Surabaya — Di tengah tekanan cuaca ekstrem dan meningkatnya kebutuhan masyarakat pada akhir tahun, sektor jasa keuangan Jawa Timur tetap berdiri kokoh. Otoritas Jasa Keuangan (OJK) Provinsi Jawa Timur mencatat stabilitas sektor keuangan daerah ini terjaga hingga November 2025 dan terus berperan sebagai penopang utama denyut ekonomi Jawa Timur.
Kepala OJK Provinsi Jawa Timur, Yunita Linda Sari, menyebut ketahanan tersebut tercermin dari solidnya kinerja perbankan, industri keuangan nonbank (IKNB), pasar modal, hingga penguatan literasi dan inklusi keuangan yang menyentuh masyarakat luas.
“Stabilitas sektor jasa keuangan Jawa Timur tetap terjaga dan terus mendukung aktivitas ekonomi daerah,” ujar Yunita, Rabu (28/1/2026).
Dari sisi harga, inflasi Jawa Timur menunjukkan kenaikan tipis pada triwulan IV 2025. Data Kantor Perwakilan Bank Indonesia Provinsi Jawa Timur mencatat inflasi November 2025 berada di angka 2,63 persen (year on year/yoy), meningkat dibandingkan triwulan III 2025 sebesar 2,53 persen (yoy). Meski naik, angka tersebut masih berada dalam kisaran sasaran inflasi nasional 2,5 persen ±1 persen.
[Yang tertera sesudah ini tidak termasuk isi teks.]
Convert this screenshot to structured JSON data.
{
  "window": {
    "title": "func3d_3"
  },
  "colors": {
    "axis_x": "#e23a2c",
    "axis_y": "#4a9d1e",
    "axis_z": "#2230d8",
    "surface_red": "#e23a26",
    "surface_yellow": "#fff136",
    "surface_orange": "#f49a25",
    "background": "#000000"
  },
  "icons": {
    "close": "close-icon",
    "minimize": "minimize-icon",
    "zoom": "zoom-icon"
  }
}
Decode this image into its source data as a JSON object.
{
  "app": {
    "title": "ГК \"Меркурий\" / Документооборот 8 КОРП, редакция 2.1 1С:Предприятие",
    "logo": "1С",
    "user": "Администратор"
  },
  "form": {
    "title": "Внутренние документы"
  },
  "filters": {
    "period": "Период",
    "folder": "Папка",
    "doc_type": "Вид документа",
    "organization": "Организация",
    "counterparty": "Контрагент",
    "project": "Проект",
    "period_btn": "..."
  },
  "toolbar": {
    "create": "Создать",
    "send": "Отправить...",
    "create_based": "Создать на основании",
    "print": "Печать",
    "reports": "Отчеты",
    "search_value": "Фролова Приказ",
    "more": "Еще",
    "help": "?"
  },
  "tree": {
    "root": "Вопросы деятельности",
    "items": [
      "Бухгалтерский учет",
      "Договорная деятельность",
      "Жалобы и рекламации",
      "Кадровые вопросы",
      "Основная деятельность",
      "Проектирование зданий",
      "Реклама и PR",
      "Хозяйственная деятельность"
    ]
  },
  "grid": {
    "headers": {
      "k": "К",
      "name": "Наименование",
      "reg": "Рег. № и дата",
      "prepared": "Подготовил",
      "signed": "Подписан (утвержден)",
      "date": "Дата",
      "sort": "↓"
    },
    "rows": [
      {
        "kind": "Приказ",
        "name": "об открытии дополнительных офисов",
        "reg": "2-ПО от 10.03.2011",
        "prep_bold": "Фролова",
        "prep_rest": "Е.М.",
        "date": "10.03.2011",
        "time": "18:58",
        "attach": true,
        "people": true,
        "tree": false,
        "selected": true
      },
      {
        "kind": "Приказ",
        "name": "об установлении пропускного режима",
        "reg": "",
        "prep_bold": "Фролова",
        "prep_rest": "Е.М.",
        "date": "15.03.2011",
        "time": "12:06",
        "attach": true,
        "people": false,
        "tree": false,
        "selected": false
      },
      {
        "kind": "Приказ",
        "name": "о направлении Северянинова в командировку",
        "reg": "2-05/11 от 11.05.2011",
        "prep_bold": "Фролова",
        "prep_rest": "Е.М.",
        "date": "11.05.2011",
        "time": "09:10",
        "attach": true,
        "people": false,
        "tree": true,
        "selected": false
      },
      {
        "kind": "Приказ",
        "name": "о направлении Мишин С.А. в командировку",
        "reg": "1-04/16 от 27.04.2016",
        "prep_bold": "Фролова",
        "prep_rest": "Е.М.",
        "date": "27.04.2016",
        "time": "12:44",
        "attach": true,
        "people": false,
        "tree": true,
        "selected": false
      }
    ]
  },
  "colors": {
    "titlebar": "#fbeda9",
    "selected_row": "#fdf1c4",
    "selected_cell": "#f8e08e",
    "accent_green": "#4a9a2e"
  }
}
Kenaikan inflasi dipicu oleh faktor musiman, terutama melonjaknya harga komoditas hortikultura akibat tingginya curah hujan, serta meningkatnya harga komoditas peternakan seiring naiknya biaya produksi dan permintaan menjelang Natal dan Tahun Baru.
Namun demikian, tekanan tersebut berhasil diredam oleh berbagai kebijakan stimulus pemerintah. Salah satunya melalui subsidi Pajak Pertambahan Nilai Ditanggung Pemerintah (PPN DTP) untuk sektor transportasi udara yang membantu menjaga stabilitas harga dan mobilitas masyarakat.
Memasuki Desember 2025, inflasi tahunan Jawa Timur tercatat sebesar 2,93 persen (yoy), dengan Indeks Harga Konsumen (IHK) mencapai 110,25. Secara kumulatif sejak awal tahun, inflasi masih berada pada level yang terkendali, meskipun terdapat tekanan bulanan yang lazim terjadi pada periode akhir tahun.
Kondisi ini mencerminkan daya tahan ekonomi Jawa Timur dalam menghadapi gejolak harga, sekaligus menunjukkan efektivitas koordinasi antar pemangku kepentingan di daerah.
Ke depan, OJK dan pemangku kebijakan daerah memproyeksikan risiko inflasi masih bersumber dari komoditas pangan strategis, komponen nonpangan berbobot besar seperti emas perhiasan, serta sektor transportasi seiring meningkatnya mobilitas masyarakat.
Untuk itu, pengendalian inflasi akan terus diperkuat melalui sinergi Tim Pengendalian Inflasi Daerah (TPID) se-Jawa Timur dengan Tim Pengendalian Inflasi Pusat. Upaya ini dijalankan melalui Gerakan Nasional Pengendalian Inflasi Pangan, stabilisasi pasokan, kelancaran distribusi, serta respons kebijakan yang disesuaikan dengan karakteristik wilayah.
Dengan fondasi sektor keuangan yang solid dan inflasi yang tetap terkendali, Jawa Timur memasuki tahun 2026 dengan optimisme. Di tengah dinamika ekonomi nasional, provinsi ini kembali menunjukkan perannya sebagai salah satu pilar pertumbuhan ekonomi Indonesia, tangguh, adaptif, dan berakar kuat pada kekuatan daerah.